Sechste Fortsetzung
Wir sind zu Ende mit den Autoren, deren schöpferische Einbildungskraft tätig war, um die historische Fabel, welche uns hier beschäftigt, mit neuen Details auszuschmücken. Was die Menge Derjenigen betrifft, welche diese Fabel wirklich in gutem Glauben oder wenigstens unter dem Schein desselben, einfach reproduziert haben, so ist ihre Zahl zu groß, als dass wir beabsichtigen könnten, ein Bild der verschiedenen Textausgaben, oder ein Aperçu über die sie begleitenden mannigfaltigen Betrachtungen zu geben.
Für uns genügt es zu konstatieren, dass diese ganze große Menge nur das wiederholte, was die von uns genannten Autoren sagten, indem sie bald das Résumé Lesurs, bald den Text Gaillardets, mit oder ohne Chodzko'schen und Corréard'schen Kommentar, veröffentlichten.

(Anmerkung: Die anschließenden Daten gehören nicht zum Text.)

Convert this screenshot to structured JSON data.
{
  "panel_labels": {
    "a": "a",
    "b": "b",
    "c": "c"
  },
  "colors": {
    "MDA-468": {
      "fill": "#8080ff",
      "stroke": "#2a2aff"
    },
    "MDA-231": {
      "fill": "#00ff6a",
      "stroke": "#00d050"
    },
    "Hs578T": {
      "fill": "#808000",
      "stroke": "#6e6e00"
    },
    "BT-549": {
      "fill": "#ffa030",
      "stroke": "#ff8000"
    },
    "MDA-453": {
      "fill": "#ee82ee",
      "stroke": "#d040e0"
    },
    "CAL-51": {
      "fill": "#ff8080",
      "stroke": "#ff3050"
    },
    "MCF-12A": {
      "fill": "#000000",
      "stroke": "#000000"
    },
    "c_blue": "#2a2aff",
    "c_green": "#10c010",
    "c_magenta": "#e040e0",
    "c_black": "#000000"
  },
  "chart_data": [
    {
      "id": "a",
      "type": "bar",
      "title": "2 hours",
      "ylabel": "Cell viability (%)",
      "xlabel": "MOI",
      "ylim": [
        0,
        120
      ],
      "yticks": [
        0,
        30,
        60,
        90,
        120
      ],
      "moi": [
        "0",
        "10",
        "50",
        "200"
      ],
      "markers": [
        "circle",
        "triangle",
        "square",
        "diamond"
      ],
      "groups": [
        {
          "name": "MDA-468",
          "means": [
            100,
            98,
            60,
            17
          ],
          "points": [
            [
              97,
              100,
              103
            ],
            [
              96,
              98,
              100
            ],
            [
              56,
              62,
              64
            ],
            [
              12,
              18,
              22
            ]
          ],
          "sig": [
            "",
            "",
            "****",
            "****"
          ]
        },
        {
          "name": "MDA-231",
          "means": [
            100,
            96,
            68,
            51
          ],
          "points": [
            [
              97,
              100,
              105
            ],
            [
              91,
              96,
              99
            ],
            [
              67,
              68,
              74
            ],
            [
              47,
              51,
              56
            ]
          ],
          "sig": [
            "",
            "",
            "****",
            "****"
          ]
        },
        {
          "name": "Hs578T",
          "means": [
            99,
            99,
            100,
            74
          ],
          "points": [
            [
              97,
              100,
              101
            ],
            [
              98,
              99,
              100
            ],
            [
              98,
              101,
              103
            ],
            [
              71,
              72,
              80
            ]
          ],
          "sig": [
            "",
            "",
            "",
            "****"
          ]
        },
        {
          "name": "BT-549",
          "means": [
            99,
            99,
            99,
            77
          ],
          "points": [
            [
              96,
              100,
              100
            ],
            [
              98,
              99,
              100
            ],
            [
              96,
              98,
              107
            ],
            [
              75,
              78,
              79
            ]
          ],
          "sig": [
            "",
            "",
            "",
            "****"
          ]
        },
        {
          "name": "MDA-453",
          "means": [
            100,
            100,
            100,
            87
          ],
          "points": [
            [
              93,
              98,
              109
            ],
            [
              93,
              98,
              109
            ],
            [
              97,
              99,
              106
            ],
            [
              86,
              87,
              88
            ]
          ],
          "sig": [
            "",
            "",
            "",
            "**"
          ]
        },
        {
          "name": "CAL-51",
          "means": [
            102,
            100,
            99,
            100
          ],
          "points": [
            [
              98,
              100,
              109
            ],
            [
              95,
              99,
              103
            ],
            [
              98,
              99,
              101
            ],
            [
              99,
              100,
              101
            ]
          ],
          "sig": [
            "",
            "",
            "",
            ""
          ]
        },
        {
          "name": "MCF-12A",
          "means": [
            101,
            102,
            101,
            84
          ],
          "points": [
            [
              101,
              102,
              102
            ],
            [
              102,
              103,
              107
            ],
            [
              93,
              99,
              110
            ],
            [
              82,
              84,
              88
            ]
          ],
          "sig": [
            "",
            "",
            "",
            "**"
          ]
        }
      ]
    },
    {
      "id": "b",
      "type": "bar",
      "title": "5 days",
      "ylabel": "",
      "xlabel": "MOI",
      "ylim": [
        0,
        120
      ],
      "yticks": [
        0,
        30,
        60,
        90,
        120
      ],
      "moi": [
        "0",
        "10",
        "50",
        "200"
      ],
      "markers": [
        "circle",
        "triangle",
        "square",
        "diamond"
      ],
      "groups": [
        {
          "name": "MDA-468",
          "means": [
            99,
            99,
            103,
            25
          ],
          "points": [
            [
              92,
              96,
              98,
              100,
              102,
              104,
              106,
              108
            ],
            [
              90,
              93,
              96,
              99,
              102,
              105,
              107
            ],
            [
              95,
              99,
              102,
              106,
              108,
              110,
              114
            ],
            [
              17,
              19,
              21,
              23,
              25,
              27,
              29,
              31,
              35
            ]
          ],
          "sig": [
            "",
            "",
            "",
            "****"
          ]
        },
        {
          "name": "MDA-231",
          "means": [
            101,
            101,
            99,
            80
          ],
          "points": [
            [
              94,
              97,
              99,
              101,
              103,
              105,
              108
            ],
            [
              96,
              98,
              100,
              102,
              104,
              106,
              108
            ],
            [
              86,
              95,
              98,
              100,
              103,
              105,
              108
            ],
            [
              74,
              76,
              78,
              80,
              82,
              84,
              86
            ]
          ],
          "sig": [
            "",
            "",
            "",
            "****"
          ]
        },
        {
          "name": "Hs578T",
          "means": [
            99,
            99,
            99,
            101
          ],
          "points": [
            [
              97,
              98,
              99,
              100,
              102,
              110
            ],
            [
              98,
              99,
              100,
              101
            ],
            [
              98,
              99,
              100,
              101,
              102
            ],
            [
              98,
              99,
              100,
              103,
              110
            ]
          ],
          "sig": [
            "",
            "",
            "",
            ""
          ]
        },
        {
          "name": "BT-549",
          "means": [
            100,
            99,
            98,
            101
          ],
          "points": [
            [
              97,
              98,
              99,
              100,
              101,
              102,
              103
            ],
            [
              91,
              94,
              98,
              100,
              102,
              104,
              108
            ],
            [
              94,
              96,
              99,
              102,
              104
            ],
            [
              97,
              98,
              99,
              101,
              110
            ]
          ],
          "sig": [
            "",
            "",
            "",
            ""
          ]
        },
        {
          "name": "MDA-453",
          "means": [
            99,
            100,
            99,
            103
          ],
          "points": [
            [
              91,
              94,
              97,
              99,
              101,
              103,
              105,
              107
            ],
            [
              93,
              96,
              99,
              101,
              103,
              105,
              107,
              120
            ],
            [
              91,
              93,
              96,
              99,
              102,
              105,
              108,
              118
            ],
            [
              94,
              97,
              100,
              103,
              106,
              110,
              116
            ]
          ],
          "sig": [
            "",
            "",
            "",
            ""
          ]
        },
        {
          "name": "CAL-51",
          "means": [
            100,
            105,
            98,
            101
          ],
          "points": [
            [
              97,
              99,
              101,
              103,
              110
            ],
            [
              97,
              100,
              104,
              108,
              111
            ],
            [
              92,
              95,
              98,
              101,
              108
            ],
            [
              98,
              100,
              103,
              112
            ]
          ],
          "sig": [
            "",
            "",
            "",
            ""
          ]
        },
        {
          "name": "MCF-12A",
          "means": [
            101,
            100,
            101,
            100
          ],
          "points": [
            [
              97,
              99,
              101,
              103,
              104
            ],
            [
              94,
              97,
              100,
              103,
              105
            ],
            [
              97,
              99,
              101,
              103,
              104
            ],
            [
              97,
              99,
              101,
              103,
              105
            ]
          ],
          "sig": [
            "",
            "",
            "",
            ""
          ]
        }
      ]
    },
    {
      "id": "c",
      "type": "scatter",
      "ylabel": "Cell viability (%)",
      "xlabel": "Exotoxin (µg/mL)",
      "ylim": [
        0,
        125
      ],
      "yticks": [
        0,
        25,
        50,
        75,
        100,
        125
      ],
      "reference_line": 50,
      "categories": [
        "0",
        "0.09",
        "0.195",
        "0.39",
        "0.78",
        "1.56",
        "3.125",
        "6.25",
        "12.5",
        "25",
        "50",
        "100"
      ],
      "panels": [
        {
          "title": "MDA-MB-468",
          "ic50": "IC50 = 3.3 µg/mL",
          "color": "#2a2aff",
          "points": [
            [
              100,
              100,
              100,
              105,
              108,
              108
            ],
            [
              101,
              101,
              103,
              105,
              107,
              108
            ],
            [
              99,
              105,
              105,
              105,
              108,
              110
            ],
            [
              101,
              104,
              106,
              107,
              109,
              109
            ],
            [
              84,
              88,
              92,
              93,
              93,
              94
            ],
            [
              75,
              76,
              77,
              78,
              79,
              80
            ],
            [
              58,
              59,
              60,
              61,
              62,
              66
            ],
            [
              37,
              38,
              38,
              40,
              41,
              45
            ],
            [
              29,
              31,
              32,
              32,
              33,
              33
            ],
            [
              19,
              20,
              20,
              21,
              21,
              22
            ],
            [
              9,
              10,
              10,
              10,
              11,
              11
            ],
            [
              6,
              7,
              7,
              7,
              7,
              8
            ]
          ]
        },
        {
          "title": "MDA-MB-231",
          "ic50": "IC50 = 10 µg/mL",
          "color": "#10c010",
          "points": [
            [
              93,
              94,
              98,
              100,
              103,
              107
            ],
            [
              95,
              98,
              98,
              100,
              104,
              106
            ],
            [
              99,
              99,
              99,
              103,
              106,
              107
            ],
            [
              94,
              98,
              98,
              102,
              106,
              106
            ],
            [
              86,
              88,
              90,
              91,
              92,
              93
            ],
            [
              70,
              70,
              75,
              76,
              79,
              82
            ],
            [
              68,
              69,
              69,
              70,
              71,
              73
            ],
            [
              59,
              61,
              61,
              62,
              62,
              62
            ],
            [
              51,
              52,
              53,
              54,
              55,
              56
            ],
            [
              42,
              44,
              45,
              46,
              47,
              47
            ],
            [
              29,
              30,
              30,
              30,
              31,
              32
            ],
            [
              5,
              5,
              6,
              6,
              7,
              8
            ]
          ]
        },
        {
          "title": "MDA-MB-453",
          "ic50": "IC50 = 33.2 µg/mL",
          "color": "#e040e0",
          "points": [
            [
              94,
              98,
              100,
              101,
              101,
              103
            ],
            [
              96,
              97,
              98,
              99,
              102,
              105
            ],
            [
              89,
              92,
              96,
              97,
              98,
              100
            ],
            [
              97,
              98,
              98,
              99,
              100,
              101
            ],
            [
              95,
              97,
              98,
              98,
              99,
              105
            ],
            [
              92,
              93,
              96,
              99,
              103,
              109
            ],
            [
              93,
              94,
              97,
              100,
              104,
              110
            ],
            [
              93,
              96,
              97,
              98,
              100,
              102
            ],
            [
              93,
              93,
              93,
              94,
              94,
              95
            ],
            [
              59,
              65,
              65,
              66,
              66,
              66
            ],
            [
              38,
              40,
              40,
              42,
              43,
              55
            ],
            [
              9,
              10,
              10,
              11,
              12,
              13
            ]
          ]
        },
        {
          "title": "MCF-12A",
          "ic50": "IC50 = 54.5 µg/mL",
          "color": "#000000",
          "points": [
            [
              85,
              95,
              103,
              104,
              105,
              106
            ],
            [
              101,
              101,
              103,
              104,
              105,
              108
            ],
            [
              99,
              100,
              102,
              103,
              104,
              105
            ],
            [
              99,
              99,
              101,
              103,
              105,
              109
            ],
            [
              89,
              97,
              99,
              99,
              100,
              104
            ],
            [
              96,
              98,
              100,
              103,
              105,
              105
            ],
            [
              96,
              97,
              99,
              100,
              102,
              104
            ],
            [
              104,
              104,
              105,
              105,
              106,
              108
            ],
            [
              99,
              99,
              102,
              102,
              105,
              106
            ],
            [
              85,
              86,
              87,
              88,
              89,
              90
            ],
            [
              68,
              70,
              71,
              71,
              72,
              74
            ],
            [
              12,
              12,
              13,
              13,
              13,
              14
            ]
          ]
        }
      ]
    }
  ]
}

Auf diese Weise hat man es nun mit vier Lesarten zu tun, welche sich wiederum, nach gewissenhafter Analyse, alle auf eine einzige zurückführen lassen. Der Ursprung dieser einen muss dann bestimmt werden.
Und wirklich hat ja, abgesehen von einigen ganz willkürlichen Zusätzen, Corréard nur Chodzko abdrucken lassen, dieser Gaillardet kopiert und letzterer endlich, wie wir es nachgewiesen, hat Lesur reproduziert. Lesur aber schiebt alle Verantwortlichkeit für eine historische Fälschung, um die es sich handelt, von sich, denn er deckt sich gleich am Eingange durch die Phrase: „on assure qu’il existe etc.“ Das beweist zur Evidenz, dass Lesur das Original eines Dokuments, „von dessen Existenz man ihm gesprochen“, nicht gekannt haben kann. Demnach muss es also irgendein Anderer gewesen sein, welcher dieses Schriftstück gesehen, oder, wenn ein solches gar nicht existierte, ein gewichtiges Interesse gehabt hat, nach seinem Gutdünken ein solches zu komponieren, und der gleichzeitig einen mächtigen Einfluss auf Lesur auszuüben vermochte, um ihn veranlassen zu können, mit seinem Namen als Historiker für eine Fabel einzutreten, deren Unwahrscheinlichkeit ihm von vornherein einleuchten musste.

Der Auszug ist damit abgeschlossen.